Some considered the announcement a little underwhelming, considering the fanfare the phone has received by consumers since last June, when it went on the market.
“If you stay up late and watch an infomercial, and they’re touting this new device that’s actually a pressure cooker, and they say how wonderful it prepares vegetables and meats, and it’s the same technology you’ve had around for a long time, but it’s in a new package — that’s kind of how I look at the iPhone,” said Bill Hughes, principal analyst for In-Stat, which does market research and analysis of advanced communications services.
“I really haven’t considered it a smartphone, and I don’t know that I still do,” he said. “A smartphone is a device that has an operating system that allows you to write native applications” for the phone.
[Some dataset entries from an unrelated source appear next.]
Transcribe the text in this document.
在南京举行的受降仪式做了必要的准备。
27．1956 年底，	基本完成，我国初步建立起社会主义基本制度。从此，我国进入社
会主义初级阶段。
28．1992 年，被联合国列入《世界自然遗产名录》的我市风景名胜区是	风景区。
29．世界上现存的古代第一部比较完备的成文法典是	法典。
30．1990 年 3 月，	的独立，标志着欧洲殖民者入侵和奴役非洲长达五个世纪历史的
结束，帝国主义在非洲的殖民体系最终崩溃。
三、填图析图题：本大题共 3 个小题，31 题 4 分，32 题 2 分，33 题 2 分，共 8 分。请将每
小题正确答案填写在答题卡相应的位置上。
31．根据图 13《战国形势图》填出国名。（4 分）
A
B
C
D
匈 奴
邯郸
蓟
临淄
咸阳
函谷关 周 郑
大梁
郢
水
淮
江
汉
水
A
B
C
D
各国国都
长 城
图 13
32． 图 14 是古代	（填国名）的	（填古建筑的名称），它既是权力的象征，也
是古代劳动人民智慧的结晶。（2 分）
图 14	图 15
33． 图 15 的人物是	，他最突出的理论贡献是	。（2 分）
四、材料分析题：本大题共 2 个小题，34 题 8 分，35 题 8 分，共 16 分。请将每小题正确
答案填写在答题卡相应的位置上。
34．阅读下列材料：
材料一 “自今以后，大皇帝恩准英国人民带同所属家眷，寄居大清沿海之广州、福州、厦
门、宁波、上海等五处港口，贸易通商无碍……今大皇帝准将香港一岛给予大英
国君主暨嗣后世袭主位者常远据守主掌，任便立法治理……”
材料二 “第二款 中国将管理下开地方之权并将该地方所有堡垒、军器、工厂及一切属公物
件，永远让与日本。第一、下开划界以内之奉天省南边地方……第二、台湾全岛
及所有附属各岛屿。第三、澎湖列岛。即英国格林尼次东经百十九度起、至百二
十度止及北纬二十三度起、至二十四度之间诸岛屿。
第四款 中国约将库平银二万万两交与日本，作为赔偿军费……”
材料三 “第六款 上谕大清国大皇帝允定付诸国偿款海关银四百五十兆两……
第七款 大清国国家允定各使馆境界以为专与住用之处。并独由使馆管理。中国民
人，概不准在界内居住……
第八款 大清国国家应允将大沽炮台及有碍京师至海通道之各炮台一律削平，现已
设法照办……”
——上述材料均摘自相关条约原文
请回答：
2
“The other smartphone environments give (third-party software) developers much more capabilities” than those demonstrated by Apple on Thursday, he said, referring to RIM’s BlackBerry, Windows Mobile, Symbian and “even the not-too-distant future-Linux” platform.
‘Shakeout of the smartphone industry’
A recent survey by ChangeWave Research about corporate smartphone spending shows that Apple clearly has a place in IT — both capitalized and lower-case.
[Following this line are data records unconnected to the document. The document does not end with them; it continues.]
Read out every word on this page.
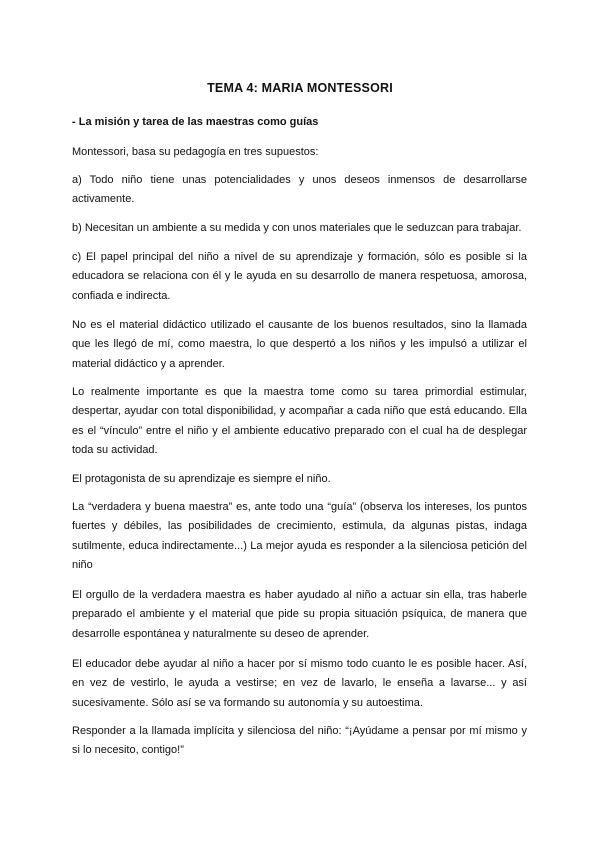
TEMA 4: MARIA MONTESSORI
- La misión y tarea de las maestras como guías
Montessori, basa su pedagogía en tres supuestos:
a) Todo niño tiene unas potencialidades y unos deseos inmensos de desarrollarse activamente.
b) Necesitan un ambiente a su medida y con unos materiales que le seduzcan para trabajar.
c) El papel principal del niño a nivel de su aprendizaje y formación, sólo es posible si la educadora se relaciona con él y le ayuda en su desarrollo de manera respetuosa, amorosa, confiada e indirecta.
No es el material didáctico utilizado el causante de los buenos resultados, sino la llamada que les llegó de mí, como maestra, lo que despertó a los niños y les impulsó a utilizar el material didáctico y a aprender.
Lo realmente importante es que la maestra tome como su tarea primordial estimular, despertar, ayudar con total disponibilidad, y acompañar a cada niño que está educando. Ella es el “vínculo” entre el niño y el ambiente educativo preparado con el cual ha de desplegar toda su actividad.
El protagonista de su aprendizaje es siempre el niño.
La “verdadera y buena maestra” es, ante todo una “guía” (observa los intereses, los puntos fuertes y débiles, las posibilidades de crecimiento, estimula, da algunas pistas, indaga sutilmente, educa indirectamente...) La mejor ayuda es responder a la silenciosa petición del niño
El orgullo de la verdadera maestra es haber ayudado al niño a actuar sin ella, tras haberle preparado el ambiente y el material que pide su propia situación psíquica, de manera que desarrolle espontánea y naturalmente su deseo de aprender.
El educador debe ayudar al niño a hacer por sí mismo todo cuanto le es posible hacer. Así, en vez de vestirlo, le ayuda a vestirse; en vez de lavarlo, le enseña a lavarse... y así sucesivamente. Sólo así se va formando su autonomía y su autoestima.
Responder a la llamada implícita y silenciosa del niño: “¡Ayúdame a pensar por mí mismo y si lo necesito, contigo!”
“What you’re witnessing is the shakeout of the smartphone industry,” said Paul Carton, director of research for Maryland-based ChangeWave Research.
“You’re seeing all those other companies — Motorola, Palm, Samsung — (losing) business in the corporate market, and you’re watching RIM suck up all of that vast market share.”
In a February survey of more than 500 companies’ smartphone spending in the second quarter of this year, ChangeWave found that Research In Motion’s BlackBerries will dominate, with about 77 percent.
Next in line: the iPhone, with about 11 percent, followed by Palm’s Treo (8 percent) and Motorola, including the Q (7 percent).
The answers contrast with another question: “Who is the manufacturer of the current smartphones your company provides?”
RIM has 73 percent; Palm, 18 percent; Motorola, 9 percent; Nokia, 7 percent; and Apple, 5 percent.
“Smartphones are the one area of the cell phone market that is moving,” Carton said. “They present opportunities, and Apple is very well-positioned to capitalize on these market changes.
“It’s a big enough pie that RIM can be the 800-pound gorilla, but Apple also has an opening to really increase its market share and gain a real foothold.”
Companies move to mobile
Carton sees the iPhone’s future appeal in businesses with 100 or fewer employees.
While the smartphone arena is a tough one, “it’s growing much faster than the overall (cell phone) market,” said Hughes of In-Stat.
“We project in 2010, the total wireless expenses for companies will be larger for than for wired lines. So, enterprise is clearly a great opportunity.”